Enfin, dans l’une des ironies de l’histoire, la Route royale a également rendu possible la chute de la Perse du pouvoir. Alexandre le Grand, dans ses guerres d’expansion, a trébuché sur la Route royale avec ses armées. Dans ce cas, il avait déjà vaincu les armées frontalières perses, et il a ensuite utilisé la Route royale pour déplacer rapidement ses troupes au cœur de l’Empire perse. Atteignant rapidement Persépolis, l’armée d’Alexandre a mis à sac et incendié la capitale perse, puis a continué à vaincre d’autres armées perses jusqu’à recevoir la reddition de l’empereur perse. Ceci terminé, Alexandre a continué à d’autres conquêtes avant de finalement s’arrêter en Inde, après avoir conquis pratiquement tout le monde connu des Grecs de cette époque.
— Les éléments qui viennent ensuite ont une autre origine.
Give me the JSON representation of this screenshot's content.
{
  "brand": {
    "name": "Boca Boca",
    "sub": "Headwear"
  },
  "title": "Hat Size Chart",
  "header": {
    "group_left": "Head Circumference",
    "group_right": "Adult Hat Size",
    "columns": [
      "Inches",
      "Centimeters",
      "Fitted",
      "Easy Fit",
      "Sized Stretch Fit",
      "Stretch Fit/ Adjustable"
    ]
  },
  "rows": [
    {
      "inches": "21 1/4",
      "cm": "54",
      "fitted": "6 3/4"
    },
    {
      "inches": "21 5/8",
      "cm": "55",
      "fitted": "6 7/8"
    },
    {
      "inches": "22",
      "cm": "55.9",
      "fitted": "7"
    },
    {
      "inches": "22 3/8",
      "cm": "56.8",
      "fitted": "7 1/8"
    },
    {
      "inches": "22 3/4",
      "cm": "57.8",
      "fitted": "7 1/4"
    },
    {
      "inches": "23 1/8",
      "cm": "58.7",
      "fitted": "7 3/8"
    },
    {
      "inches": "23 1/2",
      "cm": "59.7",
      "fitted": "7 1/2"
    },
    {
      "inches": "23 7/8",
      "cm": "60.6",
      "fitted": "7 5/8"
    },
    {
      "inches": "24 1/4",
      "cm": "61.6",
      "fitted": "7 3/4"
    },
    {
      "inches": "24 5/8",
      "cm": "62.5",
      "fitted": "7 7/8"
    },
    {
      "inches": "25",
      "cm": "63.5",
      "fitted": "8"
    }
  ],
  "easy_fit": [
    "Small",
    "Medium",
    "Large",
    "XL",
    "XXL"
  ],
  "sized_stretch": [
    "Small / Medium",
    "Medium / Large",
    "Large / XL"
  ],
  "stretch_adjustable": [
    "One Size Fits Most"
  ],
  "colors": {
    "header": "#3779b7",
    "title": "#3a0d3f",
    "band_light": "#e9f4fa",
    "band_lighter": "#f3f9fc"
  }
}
L’utilisation de la Route royale par Alexandre a démontré que pratiquement tout avantage stratégique peut être utilisé comme une arme pour l’un ou l’autre camp, si seul un ennemi attaquant peut l’utiliser. Dans ce cas, en s’emparant de la Route royale, Alexandre a pu tourner la route stratégique perse à son avantage car il pouvait désormais déplacer très rapidement une armée supérieure, atteignant les villes perses avant qu’elles ne puissent établir une défense adéquate. De cette manière, la même route qui a aidé les anciens empires à s’étendre et à défendre leur nation s’est ensuite transformée en un instrument qui, entre les mains de leur ennemi, a aidé à démanteler tout ce qui avait été construit si laborieusement au cours des siècles.
Cette leçon, apparemment, n’a pas été pleinement appréciée par les Romains. Mille ans plus tard, attaquées par les barbares de l’extérieur de l’empire, les troupes frontalières romaines ont été vaincues. Les armées barbares victorieuses ont ensuite pu traverser rapidement l’Empire romain le long des routes militaires romaines, attaquant les garnisons et les villes romaines avant de pouvoir établir leurs défenses. Cela a culminé avec le sac de Rome, la chute éventuelle de l’Empire romain, et a inauguré « l’âge sombre » de l’Europe médiévale.
P. ANDREW KARAM
Lectures supplémentaires
Curtis, John. Ancienne Perse. Cambridge, MA : Harvard University Press, 1990.
Vert, Pierre. Les guerres Gréco-Persanes. Berkeley : Presses de l’Université de Californie, 1998.
Olmstead, Arthur T. Histoire de l’Empire perse. Chicago : Presses de l’Université de Chicago, 1959.